La loi Fillon, si elle autorise de nouveau le redoublement annuel, n’interdit pas formellement de continuer à fonctionner en cycles. Au primaire, les conseils de cycle peuvent organiser les apprentissages sur trois ans. Au collège, les programmes disciplinaires continuent de scander les acquisitions sur un rythme annuel. Mais la loi autorise les conseils pédagogiques à proposer des « expérimentations ». Le développement de ces expérimentations permettrait enfin de faire des « cycles du collège » autre chose qu’une simple déclinaison administrative.
Diversifier les apprentissages
La prise en charge collective du suivi individualisé des élèves est indispensable pour détecter à temps les difficultés et éviter la reprise à l’identique sous forme de redoublement ou de cours particuliers de ce qui n’a pas fonctionné.
Le soutien scolaire sous forme de programme personnalisé de réussite éducative (PPRE) ne résout pas mieux que le redoublement les difficultés scolaires. Seule la pratique d’une pédagogie qui permet des apprentissages différenciés est en mesure de faire accéder chacun aux savoirs et compétences du socle commun.
Cela suppose notamment de raisonner par groupes de compétences, d’adapter la taille des groupes aux compétences visées.
Cela suppose aussi que les situations d’apprentissage soient construites de plusieurs manières pour donner aux élèves différentes voies d’accès. Non pas viser des niveaux différents, mais offrir des modes d’apprentissages divers pour arriver au même niveau d’exigence.
Changer les pratiques d’évaluation
Pour redonner du sens aux apprentissages, retrouver le plaisir d’apprendre, il faut en finir avec la note comme seul mode d’évaluation. Relever le niveau des élèves comme pour faire une carte météorologique de la classe n’a pas de sens.
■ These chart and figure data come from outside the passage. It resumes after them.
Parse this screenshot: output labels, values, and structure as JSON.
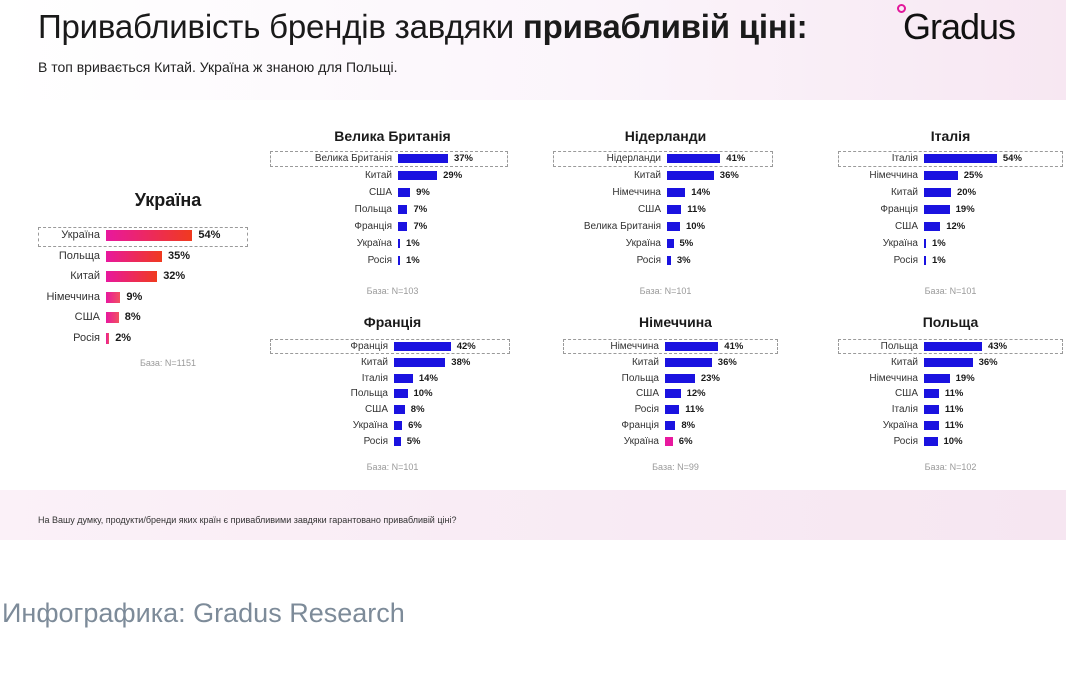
{
  "header": {
    "title_regular": "Привабливість брендів завдяки ",
    "title_bold": "привабливій ціні:",
    "subtitle": "В топ вривається Китай. Україна ж знаною для Польщі.",
    "logo_text": "Gradus"
  },
  "footer": {
    "question": "На Вашу думку, продукти/бренди яких країн є привабливими завдяки гарантовано привабливій ціні?",
    "caption": "Инфографика: Gradus Research"
  },
  "colors": {
    "blue": "#1a12e0",
    "pink": "#e8189e",
    "red": "#f03a1e"
  },
  "chart_data": [
    {
      "type": "bar",
      "title": "Україна",
      "base": "База: N=1151",
      "categories": [
        "Україна",
        "Польща",
        "Китай",
        "Німеччина",
        "США",
        "Росія"
      ],
      "values": [
        54,
        35,
        32,
        9,
        8,
        2
      ],
      "labels": [
        "54%",
        "35%",
        "32%",
        "9%",
        "8%",
        "2%"
      ],
      "highlight": "Україна",
      "color": "gradient-pink-red",
      "ylim": [
        0,
        60
      ]
    },
    {
      "type": "bar",
      "title": "Велика Британія",
      "base": "База: N=103",
      "categories": [
        "Велика Британія",
        "Китай",
        "США",
        "Польща",
        "Франція",
        "Україна",
        "Росія"
      ],
      "values": [
        37,
        29,
        9,
        7,
        7,
        1,
        1
      ],
      "labels": [
        "37%",
        "29%",
        "9%",
        "7%",
        "7%",
        "1%",
        "1%"
      ],
      "highlight": "Велика Британія",
      "color": "blue",
      "ylim": [
        0,
        60
      ]
    },
    {
      "type": "bar",
      "title": "Нідерланди",
      "base": "База: N=101",
      "categories": [
        "Нідерланди",
        "Китай",
        "Німеччина",
        "США",
        "Велика Британія",
        "Україна",
        "Росія"
      ],
      "values": [
        41,
        36,
        14,
        11,
        10,
        5,
        3
      ],
      "labels": [
        "41%",
        "36%",
        "14%",
        "11%",
        "10%",
        "5%",
        "3%"
      ],
      "highlight": "Нідерланди",
      "color": "blue",
      "ylim": [
        0,
        60
      ]
    },
    {
      "type": "bar",
      "title": "Італія",
      "base": "База: N=101",
      "categories": [
        "Італія",
        "Німеччина",
        "Китай",
        "Франція",
        "США",
        "Україна",
        "Росія"
      ],
      "values": [
        54,
        25,
        20,
        19,
        12,
        1,
        1
      ],
      "labels": [
        "54%",
        "25%",
        "20%",
        "19%",
        "12%",
        "1%",
        "1%"
      ],
      "highlight": "Італія",
      "color": "blue",
      "ylim": [
        0,
        60
      ]
    },
    {
      "type": "bar",
      "title": "Франція",
      "base": "База: N=101",
      "categories": [
        "Франція",
        "Китай",
        "Італія",
        "Польща",
        "США",
        "Україна",
        "Росія"
      ],
      "values": [
        42,
        38,
        14,
        10,
        8,
        6,
        5
      ],
      "labels": [
        "42%",
        "38%",
        "14%",
        "10%",
        "8%",
        "6%",
        "5%"
      ],
      "highlight": "Франція",
      "color": "blue",
      "ylim": [
        0,
        60
      ]
    },
    {
      "type": "bar",
      "title": "Німеччина",
      "base": "База: N=99",
      "categories": [
        "Німеччина",
        "Китай",
        "Польща",
        "США",
        "Росія",
        "Франція",
        "Україна"
      ],
      "values": [
        41,
        36,
        23,
        12,
        11,
        8,
        6
      ],
      "labels": [
        "41%",
        "36%",
        "23%",
        "12%",
        "11%",
        "8%",
        "6%"
      ],
      "highlight": "Німеччина",
      "pink_category": "Україна",
      "color": "blue",
      "ylim": [
        0,
        60
      ]
    },
    {
      "type": "bar",
      "title": "Польща",
      "base": "База: N=102",
      "categories": [
        "Польща",
        "Китай",
        "Німеччина",
        "США",
        "Італія",
        "Україна",
        "Росія"
      ],
      "values": [
        43,
        36,
        19,
        11,
        11,
        11,
        10
      ],
      "labels": [
        "43%",
        "36%",
        "19%",
        "11%",
        "11%",
        "11%",
        "10%"
      ],
      "highlight": "Польща",
      "color": "blue",
      "ylim": [
        0,
        60
      ]
    }
  ]
}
L’évaluation doit permettre à l’élève de se situer dans une progression qui varie suivant les savoirs et les compétences en cours d’acquisition. Par exemple, l’expérience du portfolio, initialement conçue pour les enfants du voyage, inspirée des artistes et des étudiants des Beaux-Arts qui constituaient un dossier de leurs meilleures productions est intéressante. Elle permet à l’élève la réflexivité sur son travail et ses processus d’apprentissage puisqu’il fait le choix des travaux qui reflètent sa progression et ce à quoi il est arrivé.
Travailler en équipe
Tout ce qui précède ne peut se concrétiser que dans le cadre d’un travail en équipe, lui-même modulable : équipes de cycles, équipes disciplinaires, thématiques... et cela à l’école comme au collège.
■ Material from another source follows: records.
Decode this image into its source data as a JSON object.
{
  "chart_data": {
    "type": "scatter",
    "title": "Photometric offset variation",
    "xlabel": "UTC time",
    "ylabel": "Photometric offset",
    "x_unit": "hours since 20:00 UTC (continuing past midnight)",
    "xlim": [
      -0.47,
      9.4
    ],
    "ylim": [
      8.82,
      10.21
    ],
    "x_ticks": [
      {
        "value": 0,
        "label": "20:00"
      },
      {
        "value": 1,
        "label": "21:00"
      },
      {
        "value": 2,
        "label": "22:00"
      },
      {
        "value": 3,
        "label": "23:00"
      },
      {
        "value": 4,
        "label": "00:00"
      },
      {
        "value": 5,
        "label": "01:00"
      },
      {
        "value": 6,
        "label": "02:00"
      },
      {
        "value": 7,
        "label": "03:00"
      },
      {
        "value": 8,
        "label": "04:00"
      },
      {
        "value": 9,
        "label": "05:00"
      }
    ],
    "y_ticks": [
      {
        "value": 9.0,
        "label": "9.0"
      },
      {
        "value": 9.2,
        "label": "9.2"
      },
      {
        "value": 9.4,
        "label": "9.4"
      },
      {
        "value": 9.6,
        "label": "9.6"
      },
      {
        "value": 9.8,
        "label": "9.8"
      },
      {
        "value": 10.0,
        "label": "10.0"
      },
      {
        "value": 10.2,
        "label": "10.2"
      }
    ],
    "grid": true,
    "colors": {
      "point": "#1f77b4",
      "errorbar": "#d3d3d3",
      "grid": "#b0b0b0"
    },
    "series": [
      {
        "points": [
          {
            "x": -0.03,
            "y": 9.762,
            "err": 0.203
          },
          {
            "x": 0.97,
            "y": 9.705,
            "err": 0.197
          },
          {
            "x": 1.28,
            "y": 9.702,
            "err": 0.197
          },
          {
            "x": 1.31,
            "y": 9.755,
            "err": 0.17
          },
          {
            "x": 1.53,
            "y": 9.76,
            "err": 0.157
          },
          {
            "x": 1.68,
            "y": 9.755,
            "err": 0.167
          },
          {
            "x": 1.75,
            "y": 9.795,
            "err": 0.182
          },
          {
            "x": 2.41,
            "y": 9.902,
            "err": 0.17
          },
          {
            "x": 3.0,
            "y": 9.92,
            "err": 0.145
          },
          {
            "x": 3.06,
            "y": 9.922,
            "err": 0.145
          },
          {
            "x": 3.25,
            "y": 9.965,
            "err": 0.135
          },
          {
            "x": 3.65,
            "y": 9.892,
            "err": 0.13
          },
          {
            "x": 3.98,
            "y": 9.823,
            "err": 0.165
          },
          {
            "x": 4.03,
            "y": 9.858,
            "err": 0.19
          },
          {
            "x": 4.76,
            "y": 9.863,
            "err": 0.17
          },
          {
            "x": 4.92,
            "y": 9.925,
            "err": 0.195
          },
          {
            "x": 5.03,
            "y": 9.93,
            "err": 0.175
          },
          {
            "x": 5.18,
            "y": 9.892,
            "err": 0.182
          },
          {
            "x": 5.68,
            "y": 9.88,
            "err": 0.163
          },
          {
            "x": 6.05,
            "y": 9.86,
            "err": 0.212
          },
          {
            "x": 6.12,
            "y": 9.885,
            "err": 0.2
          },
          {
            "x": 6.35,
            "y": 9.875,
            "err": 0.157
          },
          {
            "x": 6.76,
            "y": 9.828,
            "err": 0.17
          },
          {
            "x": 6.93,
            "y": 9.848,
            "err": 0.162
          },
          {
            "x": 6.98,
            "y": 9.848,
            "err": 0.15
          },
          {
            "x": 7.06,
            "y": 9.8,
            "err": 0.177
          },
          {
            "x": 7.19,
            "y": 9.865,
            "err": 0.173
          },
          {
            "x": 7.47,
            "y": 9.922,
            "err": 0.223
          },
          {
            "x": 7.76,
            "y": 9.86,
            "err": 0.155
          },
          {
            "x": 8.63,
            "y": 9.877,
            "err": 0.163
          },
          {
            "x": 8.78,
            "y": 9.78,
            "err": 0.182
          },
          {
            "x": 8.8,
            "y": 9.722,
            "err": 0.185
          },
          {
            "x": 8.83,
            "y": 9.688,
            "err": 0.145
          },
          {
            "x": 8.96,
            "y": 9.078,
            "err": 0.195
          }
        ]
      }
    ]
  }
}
La tâche paraît immense, mais l’investissement initial, en temps et en énergie, est rapidement compensé par un suivi facilité des élèves et le plaisir de permettre aux compétences diverses de se manifester. De plus, chaque équipe n’est pas obligée de tout réinventer dans son école ou établissement et la mutualisation des réussites est une exigence que le Sgen-CFDT avance depuis longtemps.
Exigence encore, celle d’un temps de concertation suffisant et son inscription dans le temps de service des enseignants.
Une pareille organisation nécessitera bien-sûr quelques modifications architecturales des établissements, mais lorsqu’il ne restera plus que cette question à régler, beaucoup de progrès dans le plaisir d’enseigner et celui d’apprendre auront été accomplis.